James Cook, Francis Drake and James Weddell also wanted to write some early ethnographic accounts of Yaghan. But it was permanent European settlers who would pose serious threats to Tierra del Fuego's indigenous groups.
Settlers and the Fur Trade
Anglican evangelism and the civil and social pressure of missionaries in the seventeenth century cut off generations of Yaghan oral tradition. Mixing their culture with the culture of settlers and other indigenous groups further contributed to total assimilation. And forcing them to abandon their nomadic lifestyle proved all the more harmful.
After European colonization of the region in the nineteenth century, the growing Yaghan population of around 3,000 people was reduced to just 130 members in 50 years. After another half century, the group was almost completely gone. Settlers, who brought disease and over-hunted food sources, often also killed Yaghan on purpose out of fear or defiance.

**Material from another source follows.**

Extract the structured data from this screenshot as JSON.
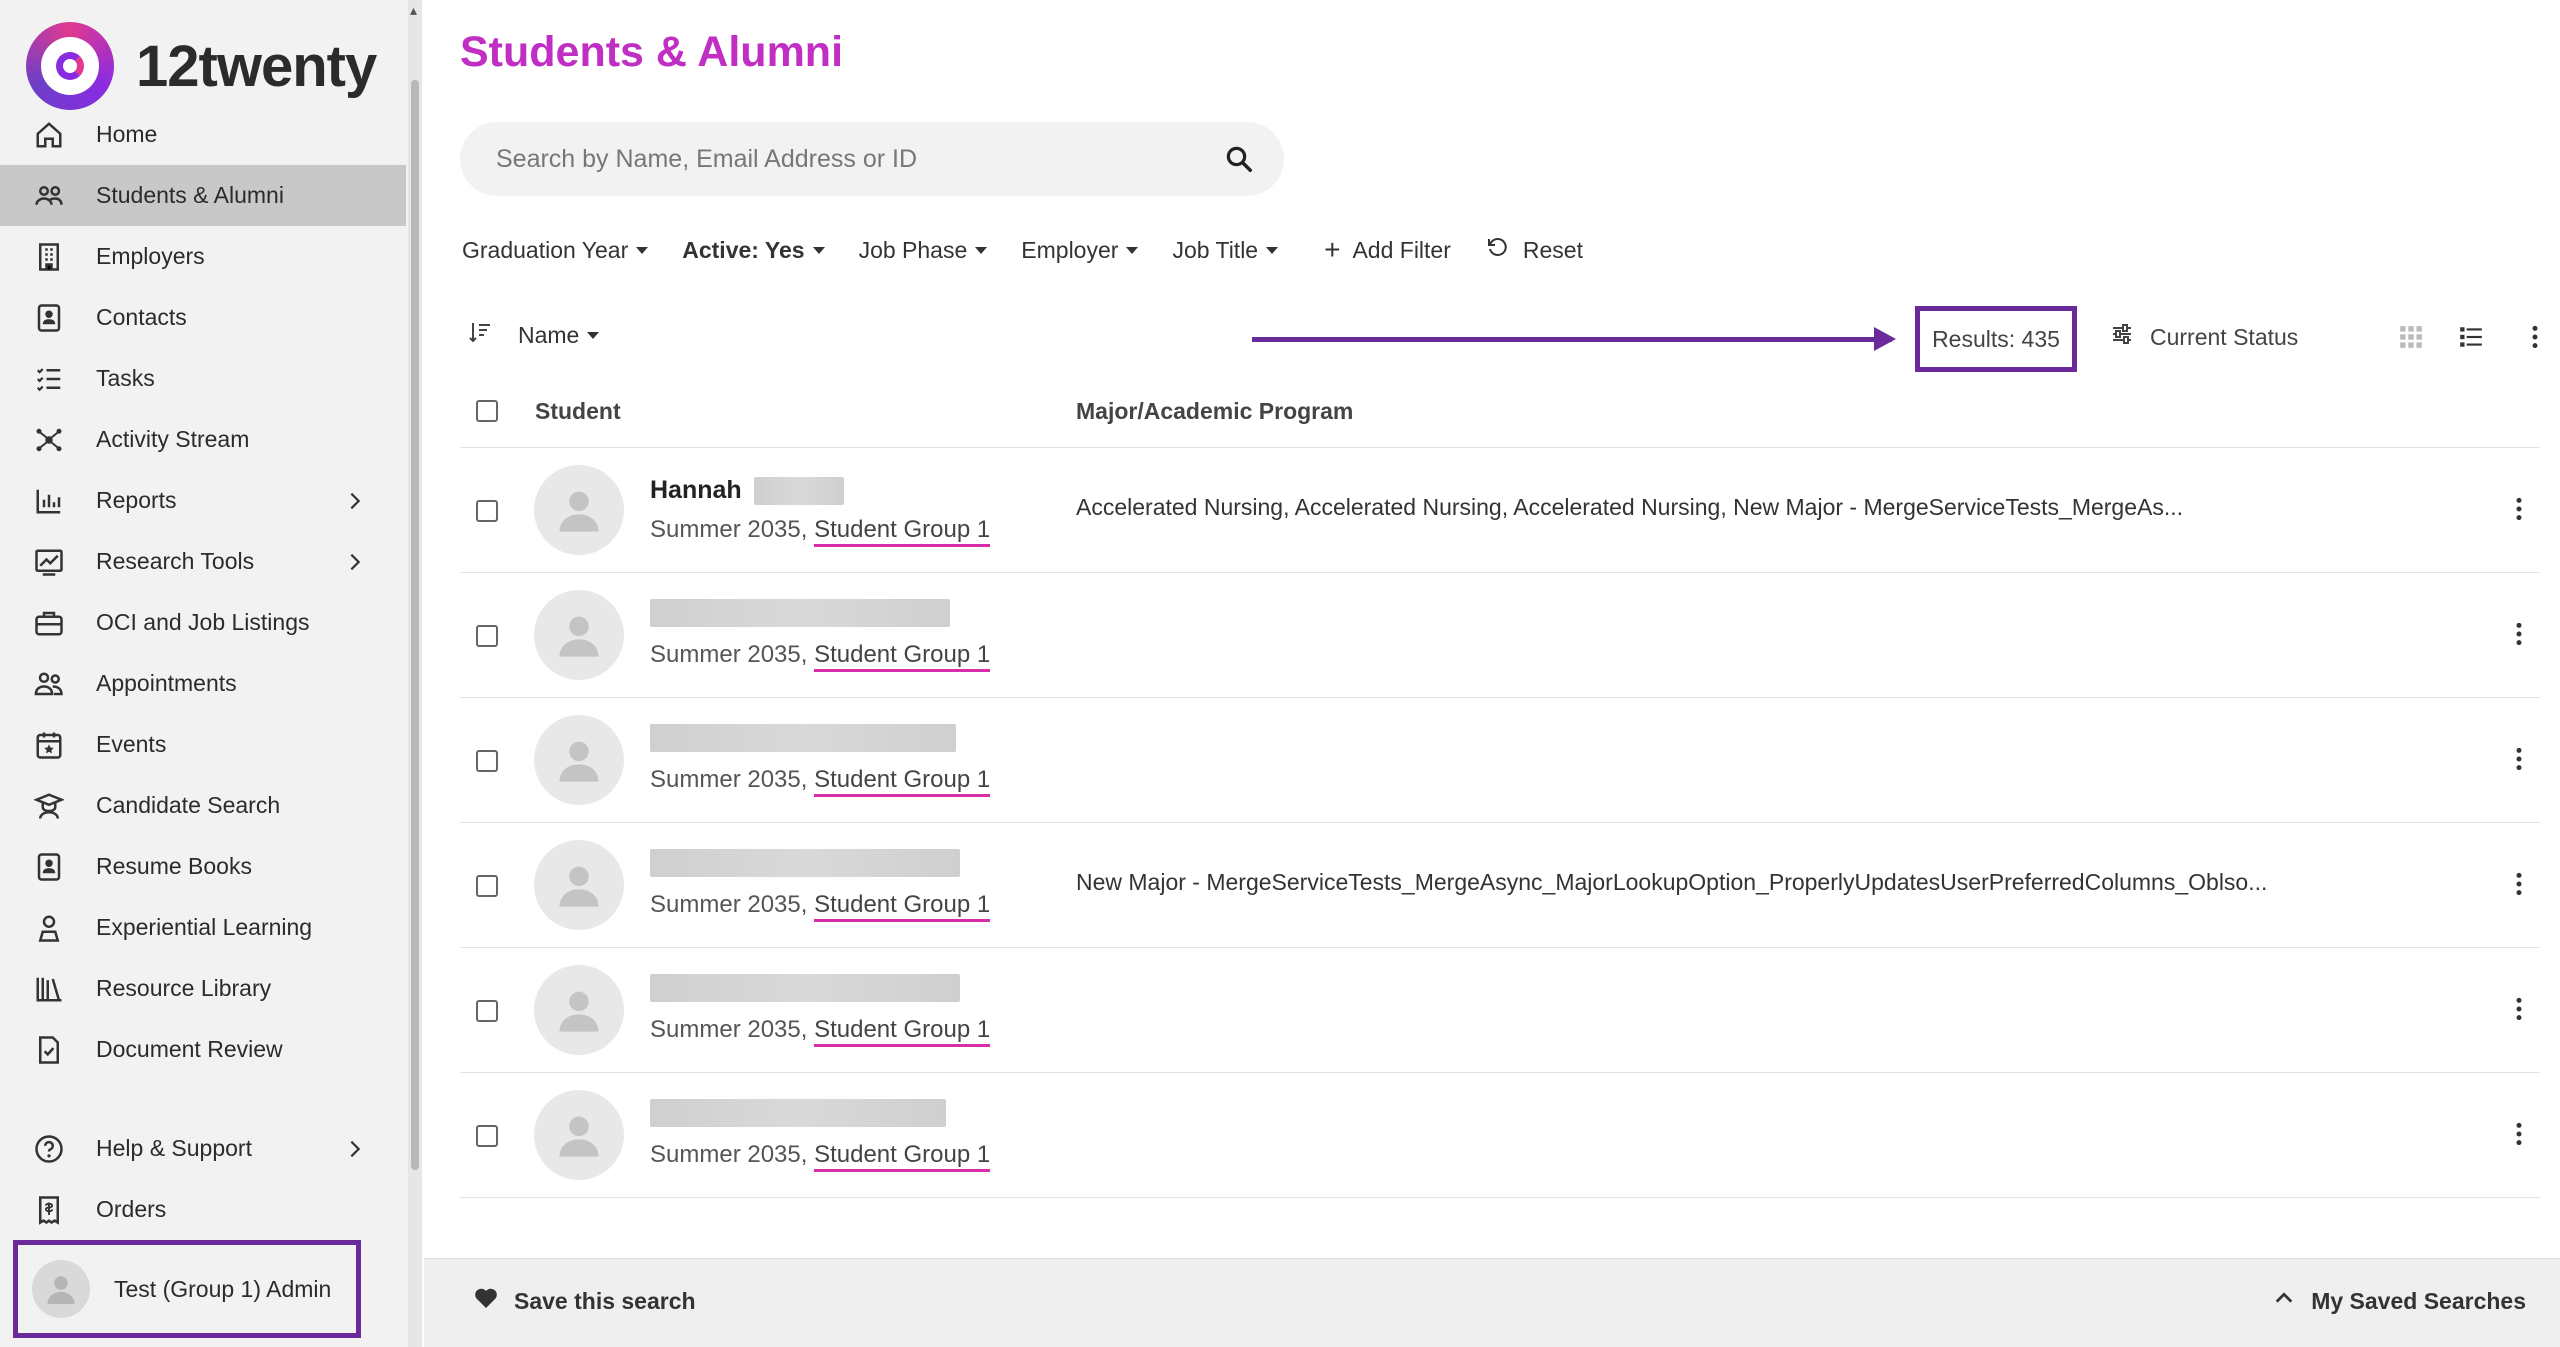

Whalers and fur traders had mainly settled in the eighteenth century, and the subsequent decline in otter and sea lion populations forced Yaghan to change a diet they had enjoyed for generations. The settlers also took advantage of Yaghan's knowledge of the country, hiring them as guides and trading items of little commercial value for precious furs and skins.
Hunting or being hunted
The Chilean government began to rule the Strait of Magellan and build cities in the 1840s. Both Chile and Argentina encouraged huge immigration to the south and offered free land to sheep farmers and prospectors at the discovery of gold in the 1880s.
The Onaes, who fought in the midst of declining guanaco populations and thought the sheep were white guanacos, began hunting livestock instead. For the next 15 years, colonists issued bounties of as much as one pound sterling for every Ona killed, taking their severed body parts as evidence of extinction.
Julius Popper, a conquistador from Romania and an architect from Havana, Cuba, became rich in gold in Tierra del Fuego and led the mass hunt for Ona. His staff wanted to reduce the population to just three percent of the number of Ona in the nineteenth century.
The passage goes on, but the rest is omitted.